Context management is the core problem: dilution happens well before the window fills, so summarization/compression and selective inclusion are essential.
Pipelines beat freely communicating agents for many tasks; merging decision-making and execution in one step reduces brittleness.
Structured/constrained generation and restricted outputs improve reliability and mitigate prompt injection risk.
Empirical evidence: around 50k tokens, agents drift from goals; single-agent with good prompting often outperforms multi-agent orchestration.
Human-in-the-loop oversight remains important; unchecked autonomous multi-agents are error-prone.

Opposed

Separate agents for distinct rule sets (e.g., code editing vs. code search) reduce instruction conflicts; role-specific agents can outperform a single mixed-context agent.
Critic/reviewer subagents should not inherit context to remain unbiased; inheriting full traces can be harmful.
Parallel subagents can work when isolated by workspace boundaries and guarded by human review or orchestration, enabling faster progress on disjoint components.
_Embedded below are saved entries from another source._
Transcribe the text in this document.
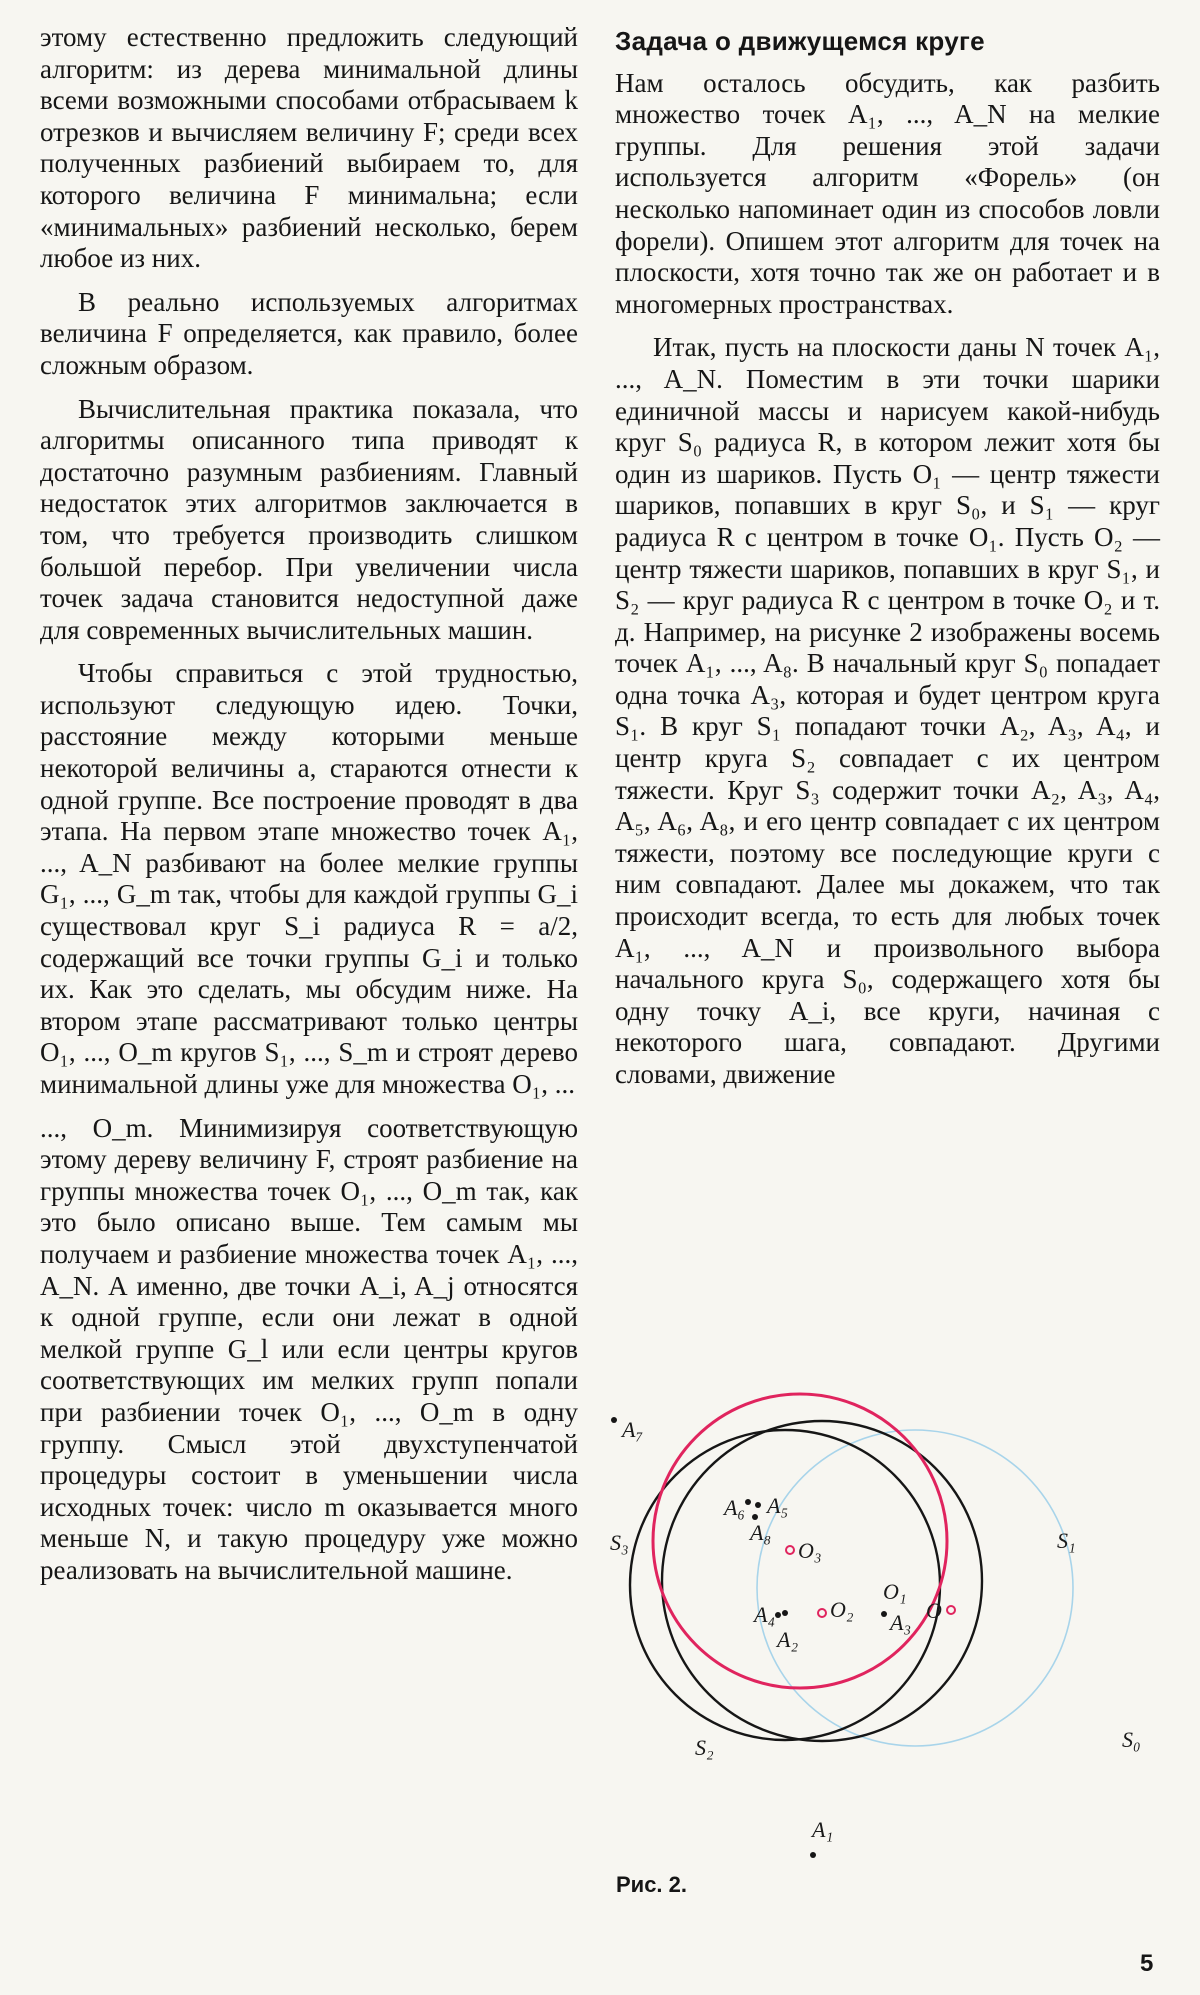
этому естественно предложить следующий алгоритм: из дерева минимальной длины всеми возможными способами отбрасываем k отрезков и вычисляем величину F; среди всех полученных разбиений выбираем то, для которого величина F минимальна; если «минимальных» разбиений несколько, берем любое из них.

В реально используемых алгоритмах величина F определяется, как правило, более сложным образом.

Вычислительная практика показала, что алгоритмы описанного типа приводят к достаточно разумным разбиениям. Главный недостаток этих алгоритмов заключается в том, что требуется производить слишком большой перебор. При увеличении числа точек задача становится недоступной даже для современных вычислительных машин.

Чтобы справиться с этой трудностью, используют следующую идею. Точки, расстояние между которыми меньше некоторой величины a, стараются отнести к одной группе. Все построение проводят в два этапа. На первом этапе множество точек A₁, ..., A_N разбивают на более мелкие группы G₁, ..., G_m так, чтобы для каждой группы G_i существовал круг S_i радиуса R = a/2, содержащий все точки группы G_i и только их. Как это сделать, мы обсудим ниже. На втором этапе рассматривают только центры O₁, ..., O_m кругов S₁, ..., S_m и строят дерево минимальной длины уже для множества O₁, ...

..., O_m. Минимизируя соответствующую этому дереву величину F, строят разбиение на группы множества точек O₁, ..., O_m так, как это было описано выше. Тем самым мы получаем и разбиение множества точек A₁, ..., A_N. А именно, две точки A_i, A_j относятся к одной группе, если они лежат в одной мелкой группе G_l или если центры кругов соответствующих им мелких групп попали при разбиении точек O₁, ..., O_m в одну группу. Смысл этой двухступенчатой процедуры состоит в уменьшении числа исходных точек: число m оказывается много меньше N, и такую процедуру уже можно реализовать на вычислительной машине.

Задача о движущемся круге

Нам осталось обсудить, как разбить множество точек A₁, ..., A_N на мелкие группы. Для решения этой задачи используется алгоритм «Форель» (он несколько напоминает один из способов ловли форели). Опишем этот алгоритм для точек на плоскости, хотя точно так же он работает и в многомерных пространствах.

Итак, пусть на плоскости даны N точек A₁, ..., A_N. Поместим в эти точки шарики единичной массы и нарисуем какой-нибудь круг S₀ радиуса R, в котором лежит хотя бы один из шариков. Пусть O₁ — центр тяжести шариков, попавших в круг S₀, и S₁ — круг радиуса R с центром в точке O₁. Пусть O₂ — центр тяжести шариков, попавших в круг S₁, и S₂ — круг радиуса R с центром в точке O₂ и т. д. Например, на рисунке 2 изображены восемь точек A₁, ..., A₈. В начальный круг S₀ попадает одна точка A₃, которая и будет центром круга S₁. В круг S₁ попадают точки A₂, A₃, A₄, и центр круга S₂ совпадает с их центром тяжести. Круг S₃ содержит точки A₂, A₃, A₄, A₅, A₆, A₈, и его центр совпадает с их центром тяжести, поэтому все последующие круги с ним совпадают. Далее мы докажем, что так происходит всегда, то есть для любых точек A₁, ..., A_N и произвольного выбора начального круга S₀, содержащего хотя бы одну точку A_i, все круги, начиная с некоторого шага, совпадают. Другими словами, движение

A₇
A₆ A₅
A₈
O₃
A₄
A₂
O₂
O₁
A₃ O
A₁
S₃	S₁
S₂	S₀
Рис. 2.
5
The term “agent” is often just a prompt template; better to conceptualize systems as tools with clear interfaces and asynchronous execution rather than forbidding multi-agent designs.
Build better orchestration: agents emit intents to queues; executors act deterministically; shared knowledge stores and context optimizers can make multi-agent designs viable.
Less context can be more; selective omission and first-impression tools can outperform full-trace sharing, contradicting a blanket call to share everything.
We’re early; don’t follow dogma—experiment and do what works for your use case, as best practices are still evolving.